Basra fukahâsından Câbir bin Zeyd

Câbir bin Zeyd, Tâbiînden yâni Peygamber Efendimizin Eshâb-ı kirâmını gören büyüklerden ve evliyâdandır. Hadîs ve fıkıh âlimidir. İsmi, Câbir bin Zeyd el-Ezdî el-Basrî’dir. Künyesi, Ebü’ş-Şa’sâ el-Cevzî’dir. Aslen Ummanlı olup, Basra’da yaşamıştır. Doğum ve vefât târihleri bilinmemektedir.
Tâbiînin ileri gelenlerinden olan Câbir bin Zeyd hazretleri, İbn-i Abbâs, İbn-i Ömer, İbn-i Amr, İbn-i Zübeyr, Hakem bin Amr, Muâviye bin Ebî Süfyân, İkrime (radıyallahü anhüm) gibi pekçok Sahâbîden hadîs-i şerîf dinledi.

Âlim ve zâhid bir zat idi...
Câbir bin Zeyd, Tâbiîn arasında ilmiyle ve zühdü yâni dünyâdan uzaklaşmasıyla meşhûr oldu.
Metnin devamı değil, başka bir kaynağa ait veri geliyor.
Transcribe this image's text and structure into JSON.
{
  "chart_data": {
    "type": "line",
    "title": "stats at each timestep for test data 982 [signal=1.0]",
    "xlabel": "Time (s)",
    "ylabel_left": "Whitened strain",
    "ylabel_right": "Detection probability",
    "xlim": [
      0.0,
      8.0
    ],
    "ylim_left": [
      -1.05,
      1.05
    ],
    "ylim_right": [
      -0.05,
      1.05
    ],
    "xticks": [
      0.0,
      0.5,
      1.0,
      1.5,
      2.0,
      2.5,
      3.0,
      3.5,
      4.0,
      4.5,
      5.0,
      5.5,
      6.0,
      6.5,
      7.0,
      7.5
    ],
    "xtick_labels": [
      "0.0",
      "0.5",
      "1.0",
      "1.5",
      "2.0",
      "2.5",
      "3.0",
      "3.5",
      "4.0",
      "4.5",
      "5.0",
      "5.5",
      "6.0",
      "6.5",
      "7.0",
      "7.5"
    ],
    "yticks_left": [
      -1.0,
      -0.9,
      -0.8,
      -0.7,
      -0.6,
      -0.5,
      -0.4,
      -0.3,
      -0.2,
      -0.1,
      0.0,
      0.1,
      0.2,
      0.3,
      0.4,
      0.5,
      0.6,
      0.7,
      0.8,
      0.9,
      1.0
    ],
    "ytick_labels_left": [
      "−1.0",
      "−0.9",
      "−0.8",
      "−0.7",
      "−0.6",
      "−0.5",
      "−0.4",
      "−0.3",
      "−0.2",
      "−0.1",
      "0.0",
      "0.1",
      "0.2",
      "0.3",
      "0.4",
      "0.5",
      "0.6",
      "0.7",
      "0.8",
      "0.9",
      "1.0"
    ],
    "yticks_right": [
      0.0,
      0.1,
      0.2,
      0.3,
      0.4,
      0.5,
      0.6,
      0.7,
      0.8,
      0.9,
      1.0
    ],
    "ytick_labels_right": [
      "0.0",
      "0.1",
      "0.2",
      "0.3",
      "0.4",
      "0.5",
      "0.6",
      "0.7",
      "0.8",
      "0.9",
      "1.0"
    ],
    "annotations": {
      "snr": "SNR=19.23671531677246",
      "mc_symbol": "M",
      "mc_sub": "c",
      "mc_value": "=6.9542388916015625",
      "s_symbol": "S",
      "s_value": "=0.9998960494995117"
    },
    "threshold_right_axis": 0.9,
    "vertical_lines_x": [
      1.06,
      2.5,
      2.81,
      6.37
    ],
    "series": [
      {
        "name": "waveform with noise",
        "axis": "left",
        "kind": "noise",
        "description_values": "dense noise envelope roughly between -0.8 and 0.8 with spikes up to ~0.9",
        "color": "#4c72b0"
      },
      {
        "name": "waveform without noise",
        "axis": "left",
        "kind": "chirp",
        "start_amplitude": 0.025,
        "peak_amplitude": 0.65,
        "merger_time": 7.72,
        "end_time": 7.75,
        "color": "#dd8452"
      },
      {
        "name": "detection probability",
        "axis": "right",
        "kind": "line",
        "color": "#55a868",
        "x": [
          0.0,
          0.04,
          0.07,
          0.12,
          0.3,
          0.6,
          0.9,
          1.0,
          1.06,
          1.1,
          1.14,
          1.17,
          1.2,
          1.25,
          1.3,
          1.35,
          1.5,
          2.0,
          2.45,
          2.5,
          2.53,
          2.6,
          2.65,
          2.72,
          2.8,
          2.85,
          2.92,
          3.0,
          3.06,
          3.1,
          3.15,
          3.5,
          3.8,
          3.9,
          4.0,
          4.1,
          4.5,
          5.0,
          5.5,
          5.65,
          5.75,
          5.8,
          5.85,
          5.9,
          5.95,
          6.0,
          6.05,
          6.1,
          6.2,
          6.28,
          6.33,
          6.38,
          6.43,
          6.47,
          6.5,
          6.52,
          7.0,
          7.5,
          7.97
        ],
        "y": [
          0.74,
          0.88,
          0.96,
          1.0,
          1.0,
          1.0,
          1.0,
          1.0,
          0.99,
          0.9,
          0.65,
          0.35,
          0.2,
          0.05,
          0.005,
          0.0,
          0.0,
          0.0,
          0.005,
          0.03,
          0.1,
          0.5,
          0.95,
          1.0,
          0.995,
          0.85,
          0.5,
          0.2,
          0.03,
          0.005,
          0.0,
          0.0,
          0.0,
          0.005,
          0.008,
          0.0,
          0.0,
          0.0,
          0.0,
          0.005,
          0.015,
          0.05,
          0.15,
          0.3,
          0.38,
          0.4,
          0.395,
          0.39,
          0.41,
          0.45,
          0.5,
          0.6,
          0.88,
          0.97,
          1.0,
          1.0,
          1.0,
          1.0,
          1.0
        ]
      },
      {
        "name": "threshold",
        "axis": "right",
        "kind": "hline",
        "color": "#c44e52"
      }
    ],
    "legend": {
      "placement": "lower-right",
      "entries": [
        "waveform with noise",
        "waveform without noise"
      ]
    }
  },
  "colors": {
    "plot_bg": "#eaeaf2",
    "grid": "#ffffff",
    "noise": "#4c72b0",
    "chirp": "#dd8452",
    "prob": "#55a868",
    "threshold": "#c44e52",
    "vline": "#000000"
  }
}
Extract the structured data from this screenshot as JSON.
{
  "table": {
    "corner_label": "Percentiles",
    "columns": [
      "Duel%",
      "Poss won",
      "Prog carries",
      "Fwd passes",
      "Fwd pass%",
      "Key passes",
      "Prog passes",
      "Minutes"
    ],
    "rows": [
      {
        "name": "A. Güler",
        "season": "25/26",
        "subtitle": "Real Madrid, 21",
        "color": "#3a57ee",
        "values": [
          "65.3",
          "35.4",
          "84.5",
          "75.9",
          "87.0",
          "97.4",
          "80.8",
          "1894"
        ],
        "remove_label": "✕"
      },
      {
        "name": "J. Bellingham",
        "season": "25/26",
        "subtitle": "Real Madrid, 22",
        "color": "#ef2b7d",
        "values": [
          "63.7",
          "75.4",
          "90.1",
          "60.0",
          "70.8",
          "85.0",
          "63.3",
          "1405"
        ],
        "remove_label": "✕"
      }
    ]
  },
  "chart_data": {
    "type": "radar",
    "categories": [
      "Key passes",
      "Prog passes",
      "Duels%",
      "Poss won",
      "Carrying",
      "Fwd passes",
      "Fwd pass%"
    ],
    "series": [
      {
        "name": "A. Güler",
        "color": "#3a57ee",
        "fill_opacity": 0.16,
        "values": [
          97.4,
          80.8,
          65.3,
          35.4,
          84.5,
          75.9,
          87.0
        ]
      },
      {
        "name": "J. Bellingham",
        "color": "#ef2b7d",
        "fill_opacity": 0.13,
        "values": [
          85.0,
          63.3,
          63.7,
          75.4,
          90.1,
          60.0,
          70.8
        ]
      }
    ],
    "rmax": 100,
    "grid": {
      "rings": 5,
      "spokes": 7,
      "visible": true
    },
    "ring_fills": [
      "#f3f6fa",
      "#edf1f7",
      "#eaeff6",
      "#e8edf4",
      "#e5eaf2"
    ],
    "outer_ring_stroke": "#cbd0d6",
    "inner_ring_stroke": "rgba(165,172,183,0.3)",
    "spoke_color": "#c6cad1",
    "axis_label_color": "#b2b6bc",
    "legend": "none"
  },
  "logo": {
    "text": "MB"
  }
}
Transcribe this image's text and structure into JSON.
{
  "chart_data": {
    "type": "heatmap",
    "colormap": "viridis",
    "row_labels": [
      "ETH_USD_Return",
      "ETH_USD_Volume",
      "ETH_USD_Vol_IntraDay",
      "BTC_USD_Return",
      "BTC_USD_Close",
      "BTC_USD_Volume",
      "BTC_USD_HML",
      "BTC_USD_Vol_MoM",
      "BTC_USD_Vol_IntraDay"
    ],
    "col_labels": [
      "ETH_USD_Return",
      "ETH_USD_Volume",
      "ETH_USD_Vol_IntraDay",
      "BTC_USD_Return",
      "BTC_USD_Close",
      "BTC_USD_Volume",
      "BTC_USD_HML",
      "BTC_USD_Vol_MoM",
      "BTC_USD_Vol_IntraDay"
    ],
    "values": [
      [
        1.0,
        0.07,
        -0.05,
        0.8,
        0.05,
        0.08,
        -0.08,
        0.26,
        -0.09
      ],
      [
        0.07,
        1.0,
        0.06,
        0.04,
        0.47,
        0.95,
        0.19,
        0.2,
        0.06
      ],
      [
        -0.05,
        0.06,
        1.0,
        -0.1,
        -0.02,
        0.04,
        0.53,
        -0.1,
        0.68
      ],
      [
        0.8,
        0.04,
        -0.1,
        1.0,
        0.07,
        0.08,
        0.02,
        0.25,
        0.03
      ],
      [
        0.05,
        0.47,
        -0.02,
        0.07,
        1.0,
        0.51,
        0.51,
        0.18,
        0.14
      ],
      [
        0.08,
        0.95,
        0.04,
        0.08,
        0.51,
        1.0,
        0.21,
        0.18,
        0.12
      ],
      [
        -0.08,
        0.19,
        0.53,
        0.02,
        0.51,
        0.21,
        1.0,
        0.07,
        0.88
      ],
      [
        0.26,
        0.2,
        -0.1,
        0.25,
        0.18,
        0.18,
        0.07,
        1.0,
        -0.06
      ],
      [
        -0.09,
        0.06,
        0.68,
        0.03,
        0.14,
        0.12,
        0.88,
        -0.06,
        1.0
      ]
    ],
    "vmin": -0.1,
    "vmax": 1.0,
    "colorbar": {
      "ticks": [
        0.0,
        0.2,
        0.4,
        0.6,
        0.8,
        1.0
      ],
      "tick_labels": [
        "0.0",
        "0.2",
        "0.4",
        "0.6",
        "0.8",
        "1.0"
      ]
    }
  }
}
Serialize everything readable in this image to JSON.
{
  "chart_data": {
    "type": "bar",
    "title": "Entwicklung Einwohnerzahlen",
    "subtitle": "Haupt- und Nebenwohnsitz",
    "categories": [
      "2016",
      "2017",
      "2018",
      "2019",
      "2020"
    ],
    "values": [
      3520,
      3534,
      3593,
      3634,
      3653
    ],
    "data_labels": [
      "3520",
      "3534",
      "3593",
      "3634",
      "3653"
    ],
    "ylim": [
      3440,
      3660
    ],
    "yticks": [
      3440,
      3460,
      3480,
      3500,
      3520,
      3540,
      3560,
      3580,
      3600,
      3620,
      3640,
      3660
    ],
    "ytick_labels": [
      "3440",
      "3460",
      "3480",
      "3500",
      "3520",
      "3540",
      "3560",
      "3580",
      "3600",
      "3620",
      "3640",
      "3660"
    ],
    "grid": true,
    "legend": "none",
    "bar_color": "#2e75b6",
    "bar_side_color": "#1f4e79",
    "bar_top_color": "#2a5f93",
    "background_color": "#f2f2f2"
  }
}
Ondan da Katâde, Amr bin Dînâr, Ya’lâ bin Müslim, Eyyûb-i Sahtiyânî, Amr bin Herem ve birçok âlim hadîs-i şerîf rivâyet edip, ilim öğrendiler...
İbn-i Ömer bir gün tavaf sırasında Câbir bin Zeyd’e rastladı ve ona; “Sen Basra fukahâsındansın. Elbette senden fetvâ isterler. Delilin Kur’ân-ı kerîm ve Sünnet-i Resûl olmadıkça fetvâ vermeyesin. Eğer böyle yapmazsan hem kendin helâk olur hem de başkalarını helâk edersin” dedi. Câbir bin Zeyd daha önceden olduğu gibi bundan sonra da Kur’ân-ı kerîm ve Sünnet-i Resûlullah’a çok daha sıkı yapışmağa başladı...
Câbir bin Zeyd, çok cömert olup kendisine hediye edilen şeylerin hepsini dağıtırdı. Üç şeyde pazarlık etmezdi: Birincisi, Mekke-i mükerremede kirâ ücretinde, ikincisi âzâd etmek için satın aldığı kölede ve üçüncüsü kurban edeceği hayvanda...

“Artık ayrılık vakti geldi!”
Câbir bin Zeyd hazretleri cumâ namazı için mescide gelince ellerini açar ve; “Yâ Rabbî ben bugün sana (kavuşmağı) isteyenlerin en çok isteyeni, sana yaklaşanların en yaklaşanı, sana duâ eden ve seni isteyenlerin en başarılısı (duâsı ençok kabûl olanı) eyle” diye duâ ederdi.
Vefâtına çok yakın, ölüm döşeğinde yatarken Câbir bin Zeyd’e bir isteği, arzusu olup olmadığı sorulduğunda; Hasan-ı Basrî hazretlerini görmek istediğini söylemiştir. Hasan-ı Basrî geldiği zaman; “Ey kardeşlerim! İşte bu saatte ben sizden ayrılıyorum. Ya Cennet’e veya Cehennem’e gideceğim” dedi ve ondan mânevî yardım istedi.